In digital telegraphy (teleprinter, telex) a 5-bit encoding standard is commonly used to represent a character (letter, number or punctuation mark). Although this code is generally known as the Baudot code, this name is actually wrong. The official name for the latest telegraphy standard is ITA-2 (International Telegraph Alphabet No 2). It was superceeded by ITA-5 (ASCII) in 1963, but is still used by amateurs today. The most common 'Baudot' code is also known as Murray code, or as Baudot-Murray code. The ITA-2 standard is used widely with historical cipher machines.

Normal text consists of over 50 different characters (26 letters, 10 numbers, 10 punctuation marks and some control codes). In the ITA-2 standard, 5 bits are used to represent a character, which means that only 32 different codes can be created (25). As this would not be sufficient for normal text, most codes are used twice (i.e. have two different meanings) and special reserved codes are used to shift between the two code sets, known as Letters (LTRS) and Figures (FIGS).

The table below shows the interpretation of the commonly used ITA-2 standard. Although this code has officially been superceeded by ITA-5, it is still used today on some old telex networks and by Radio Amateurs. Some of the cipher machines described on this website, use 5-bit digital encoding and many of them (if they support the Latin character set) follow the ITA-2 standard.

LTRS-shift is represented by 111·11 (5 holes), so that it can be used to wipe part of a paper tape, without affecting the rest.
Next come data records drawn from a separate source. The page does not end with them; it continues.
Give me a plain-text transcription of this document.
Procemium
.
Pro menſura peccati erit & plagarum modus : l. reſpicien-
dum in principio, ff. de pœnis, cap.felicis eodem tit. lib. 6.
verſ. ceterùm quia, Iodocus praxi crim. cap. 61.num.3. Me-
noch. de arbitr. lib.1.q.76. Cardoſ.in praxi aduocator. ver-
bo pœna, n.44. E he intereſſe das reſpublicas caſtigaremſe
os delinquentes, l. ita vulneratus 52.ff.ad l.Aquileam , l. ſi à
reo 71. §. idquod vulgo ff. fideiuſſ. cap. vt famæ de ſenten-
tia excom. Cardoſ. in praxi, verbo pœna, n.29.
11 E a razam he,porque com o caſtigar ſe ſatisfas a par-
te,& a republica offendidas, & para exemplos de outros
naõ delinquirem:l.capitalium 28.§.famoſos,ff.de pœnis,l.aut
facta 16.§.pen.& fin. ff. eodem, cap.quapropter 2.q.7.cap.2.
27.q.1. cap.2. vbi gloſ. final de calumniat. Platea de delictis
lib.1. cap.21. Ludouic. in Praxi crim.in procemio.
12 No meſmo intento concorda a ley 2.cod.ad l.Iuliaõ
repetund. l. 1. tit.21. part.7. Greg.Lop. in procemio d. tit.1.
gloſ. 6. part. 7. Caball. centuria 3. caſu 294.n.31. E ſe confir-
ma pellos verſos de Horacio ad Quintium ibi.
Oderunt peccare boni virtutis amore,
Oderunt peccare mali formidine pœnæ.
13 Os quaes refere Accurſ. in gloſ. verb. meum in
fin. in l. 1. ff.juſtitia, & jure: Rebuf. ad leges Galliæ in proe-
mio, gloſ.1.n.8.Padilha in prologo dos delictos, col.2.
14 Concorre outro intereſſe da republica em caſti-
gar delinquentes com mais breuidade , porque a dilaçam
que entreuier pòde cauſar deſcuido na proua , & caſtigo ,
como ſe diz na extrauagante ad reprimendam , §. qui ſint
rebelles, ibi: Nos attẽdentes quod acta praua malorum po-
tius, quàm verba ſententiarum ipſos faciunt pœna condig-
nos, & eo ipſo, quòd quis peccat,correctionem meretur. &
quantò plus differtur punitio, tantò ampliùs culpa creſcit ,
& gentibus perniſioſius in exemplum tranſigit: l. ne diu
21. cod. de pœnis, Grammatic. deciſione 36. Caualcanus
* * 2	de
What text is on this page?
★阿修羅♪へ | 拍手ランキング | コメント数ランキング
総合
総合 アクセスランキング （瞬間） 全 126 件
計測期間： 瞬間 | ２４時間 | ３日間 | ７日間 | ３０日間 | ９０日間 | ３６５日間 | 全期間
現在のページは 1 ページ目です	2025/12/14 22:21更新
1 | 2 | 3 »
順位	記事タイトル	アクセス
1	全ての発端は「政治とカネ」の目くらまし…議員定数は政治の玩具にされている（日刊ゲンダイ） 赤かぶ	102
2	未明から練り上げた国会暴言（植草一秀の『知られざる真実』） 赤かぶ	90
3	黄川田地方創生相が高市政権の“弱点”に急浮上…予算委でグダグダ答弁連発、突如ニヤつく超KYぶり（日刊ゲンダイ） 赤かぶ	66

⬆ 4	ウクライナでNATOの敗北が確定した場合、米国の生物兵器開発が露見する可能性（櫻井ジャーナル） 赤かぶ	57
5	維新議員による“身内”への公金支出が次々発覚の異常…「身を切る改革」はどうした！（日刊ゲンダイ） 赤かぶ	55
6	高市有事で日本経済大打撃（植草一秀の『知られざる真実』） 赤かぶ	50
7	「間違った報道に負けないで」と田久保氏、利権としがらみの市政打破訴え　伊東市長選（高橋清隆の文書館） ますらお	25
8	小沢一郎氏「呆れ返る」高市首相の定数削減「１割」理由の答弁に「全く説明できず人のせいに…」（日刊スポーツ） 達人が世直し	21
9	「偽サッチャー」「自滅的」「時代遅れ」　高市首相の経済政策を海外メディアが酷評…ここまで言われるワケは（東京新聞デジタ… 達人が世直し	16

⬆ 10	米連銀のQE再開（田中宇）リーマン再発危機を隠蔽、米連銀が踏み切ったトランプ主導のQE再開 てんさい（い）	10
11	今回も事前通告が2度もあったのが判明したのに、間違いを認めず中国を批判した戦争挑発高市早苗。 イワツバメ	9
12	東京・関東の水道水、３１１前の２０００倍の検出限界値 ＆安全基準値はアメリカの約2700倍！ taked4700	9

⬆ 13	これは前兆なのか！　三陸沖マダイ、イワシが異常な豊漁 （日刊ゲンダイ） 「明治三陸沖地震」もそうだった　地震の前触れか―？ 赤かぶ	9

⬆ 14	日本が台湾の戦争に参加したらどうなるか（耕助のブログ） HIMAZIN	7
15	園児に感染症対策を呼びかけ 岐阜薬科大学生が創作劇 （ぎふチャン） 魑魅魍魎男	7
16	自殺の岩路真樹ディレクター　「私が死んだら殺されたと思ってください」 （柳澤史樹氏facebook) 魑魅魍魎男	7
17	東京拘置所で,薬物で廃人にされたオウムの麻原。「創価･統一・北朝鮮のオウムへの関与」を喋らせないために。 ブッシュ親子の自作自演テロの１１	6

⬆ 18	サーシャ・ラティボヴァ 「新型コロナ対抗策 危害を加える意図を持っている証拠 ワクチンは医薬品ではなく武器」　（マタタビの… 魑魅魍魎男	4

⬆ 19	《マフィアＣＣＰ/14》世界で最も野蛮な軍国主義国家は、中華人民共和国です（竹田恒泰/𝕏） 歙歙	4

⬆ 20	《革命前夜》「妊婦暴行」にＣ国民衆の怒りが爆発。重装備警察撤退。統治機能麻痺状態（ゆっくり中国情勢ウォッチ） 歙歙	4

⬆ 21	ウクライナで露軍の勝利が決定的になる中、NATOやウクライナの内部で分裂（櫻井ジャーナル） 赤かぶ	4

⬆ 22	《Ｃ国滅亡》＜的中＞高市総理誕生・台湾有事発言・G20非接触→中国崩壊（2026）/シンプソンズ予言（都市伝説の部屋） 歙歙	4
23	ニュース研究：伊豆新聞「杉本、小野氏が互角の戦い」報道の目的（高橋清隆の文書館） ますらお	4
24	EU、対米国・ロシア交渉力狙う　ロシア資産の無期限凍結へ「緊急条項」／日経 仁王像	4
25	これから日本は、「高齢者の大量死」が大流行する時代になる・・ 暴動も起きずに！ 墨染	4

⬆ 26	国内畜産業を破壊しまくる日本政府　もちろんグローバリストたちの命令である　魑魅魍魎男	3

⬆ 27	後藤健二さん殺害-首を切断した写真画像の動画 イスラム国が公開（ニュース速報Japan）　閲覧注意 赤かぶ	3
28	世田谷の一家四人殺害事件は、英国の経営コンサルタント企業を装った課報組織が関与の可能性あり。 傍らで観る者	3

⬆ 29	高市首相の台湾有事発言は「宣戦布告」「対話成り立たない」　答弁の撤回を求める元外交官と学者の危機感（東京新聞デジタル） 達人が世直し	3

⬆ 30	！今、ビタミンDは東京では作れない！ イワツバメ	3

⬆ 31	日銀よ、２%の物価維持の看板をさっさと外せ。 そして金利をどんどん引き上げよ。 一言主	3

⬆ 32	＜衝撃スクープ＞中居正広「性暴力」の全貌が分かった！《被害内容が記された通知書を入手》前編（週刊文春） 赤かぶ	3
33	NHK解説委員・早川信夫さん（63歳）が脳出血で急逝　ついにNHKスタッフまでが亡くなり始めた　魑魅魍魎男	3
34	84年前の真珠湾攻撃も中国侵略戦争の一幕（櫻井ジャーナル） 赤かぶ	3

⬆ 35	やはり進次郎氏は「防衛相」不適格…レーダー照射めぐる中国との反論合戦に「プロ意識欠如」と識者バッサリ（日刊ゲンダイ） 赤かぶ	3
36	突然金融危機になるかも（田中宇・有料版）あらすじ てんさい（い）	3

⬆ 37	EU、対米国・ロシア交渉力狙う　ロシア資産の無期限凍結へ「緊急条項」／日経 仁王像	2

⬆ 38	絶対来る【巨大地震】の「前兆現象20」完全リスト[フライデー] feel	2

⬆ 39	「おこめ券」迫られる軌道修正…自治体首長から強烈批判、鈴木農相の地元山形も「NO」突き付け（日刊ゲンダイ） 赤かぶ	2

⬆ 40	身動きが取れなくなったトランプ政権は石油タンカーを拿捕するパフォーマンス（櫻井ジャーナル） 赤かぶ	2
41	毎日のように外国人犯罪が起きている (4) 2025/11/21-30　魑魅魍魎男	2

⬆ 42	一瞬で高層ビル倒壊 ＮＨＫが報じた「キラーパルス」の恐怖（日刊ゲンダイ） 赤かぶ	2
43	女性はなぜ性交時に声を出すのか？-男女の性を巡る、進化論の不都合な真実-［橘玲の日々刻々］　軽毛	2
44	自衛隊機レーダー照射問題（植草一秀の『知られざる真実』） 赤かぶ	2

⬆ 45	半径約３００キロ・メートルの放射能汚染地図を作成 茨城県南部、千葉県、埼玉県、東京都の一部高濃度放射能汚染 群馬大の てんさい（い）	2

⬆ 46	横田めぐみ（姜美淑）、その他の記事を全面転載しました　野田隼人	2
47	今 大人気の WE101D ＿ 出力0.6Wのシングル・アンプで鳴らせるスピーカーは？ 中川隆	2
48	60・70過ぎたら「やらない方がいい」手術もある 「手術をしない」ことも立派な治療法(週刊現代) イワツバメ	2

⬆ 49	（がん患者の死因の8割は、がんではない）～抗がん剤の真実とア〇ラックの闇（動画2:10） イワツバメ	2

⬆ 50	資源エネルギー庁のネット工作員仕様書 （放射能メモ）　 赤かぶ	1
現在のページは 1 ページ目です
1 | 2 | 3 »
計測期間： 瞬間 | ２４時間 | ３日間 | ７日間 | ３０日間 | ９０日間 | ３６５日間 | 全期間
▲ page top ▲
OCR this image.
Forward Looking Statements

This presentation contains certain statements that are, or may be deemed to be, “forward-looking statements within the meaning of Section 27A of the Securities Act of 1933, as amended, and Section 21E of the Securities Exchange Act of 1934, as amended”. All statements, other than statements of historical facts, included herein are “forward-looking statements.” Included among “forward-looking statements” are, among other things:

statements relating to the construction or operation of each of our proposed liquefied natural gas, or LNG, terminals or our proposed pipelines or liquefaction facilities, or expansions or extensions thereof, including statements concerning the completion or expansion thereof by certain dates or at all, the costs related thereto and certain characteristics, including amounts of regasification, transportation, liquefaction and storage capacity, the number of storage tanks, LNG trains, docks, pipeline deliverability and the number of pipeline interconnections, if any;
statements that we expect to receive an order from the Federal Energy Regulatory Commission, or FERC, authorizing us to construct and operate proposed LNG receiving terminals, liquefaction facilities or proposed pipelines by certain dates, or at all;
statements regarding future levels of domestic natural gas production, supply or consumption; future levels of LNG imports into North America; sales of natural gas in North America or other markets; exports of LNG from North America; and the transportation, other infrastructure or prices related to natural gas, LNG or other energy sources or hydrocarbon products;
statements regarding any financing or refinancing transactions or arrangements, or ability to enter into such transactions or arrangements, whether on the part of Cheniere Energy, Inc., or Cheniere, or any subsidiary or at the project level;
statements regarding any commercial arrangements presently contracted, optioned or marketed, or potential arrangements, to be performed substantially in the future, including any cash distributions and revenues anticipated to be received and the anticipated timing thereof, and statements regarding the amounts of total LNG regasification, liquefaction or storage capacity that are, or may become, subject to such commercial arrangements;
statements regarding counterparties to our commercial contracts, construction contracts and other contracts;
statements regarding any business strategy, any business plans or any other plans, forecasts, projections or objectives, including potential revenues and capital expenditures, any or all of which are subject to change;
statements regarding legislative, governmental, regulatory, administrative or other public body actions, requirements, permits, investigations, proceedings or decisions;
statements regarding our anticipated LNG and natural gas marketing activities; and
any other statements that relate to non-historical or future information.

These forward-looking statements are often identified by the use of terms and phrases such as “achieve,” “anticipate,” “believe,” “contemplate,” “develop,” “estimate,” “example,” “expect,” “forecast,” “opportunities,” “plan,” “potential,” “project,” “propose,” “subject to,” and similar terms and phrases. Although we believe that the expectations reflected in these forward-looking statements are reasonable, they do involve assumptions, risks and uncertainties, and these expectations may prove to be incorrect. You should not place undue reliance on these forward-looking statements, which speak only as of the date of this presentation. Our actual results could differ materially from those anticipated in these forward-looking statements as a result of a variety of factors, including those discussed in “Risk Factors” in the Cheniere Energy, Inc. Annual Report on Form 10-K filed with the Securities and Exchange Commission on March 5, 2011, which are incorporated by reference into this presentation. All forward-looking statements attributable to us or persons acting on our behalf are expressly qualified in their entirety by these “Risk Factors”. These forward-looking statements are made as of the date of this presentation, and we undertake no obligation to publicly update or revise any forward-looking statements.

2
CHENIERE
Normally, a paper tape would start with two LTRS characters, to ensure that the teletype is in Letters-mode. By convention, the holes (bits) in the tape are called channels or tracks and the tape is shown as it runs through the tape reader away from you. In that case, channel 1 (also known as bit 0 or b0) will be at the right. This is known as the least significant bit.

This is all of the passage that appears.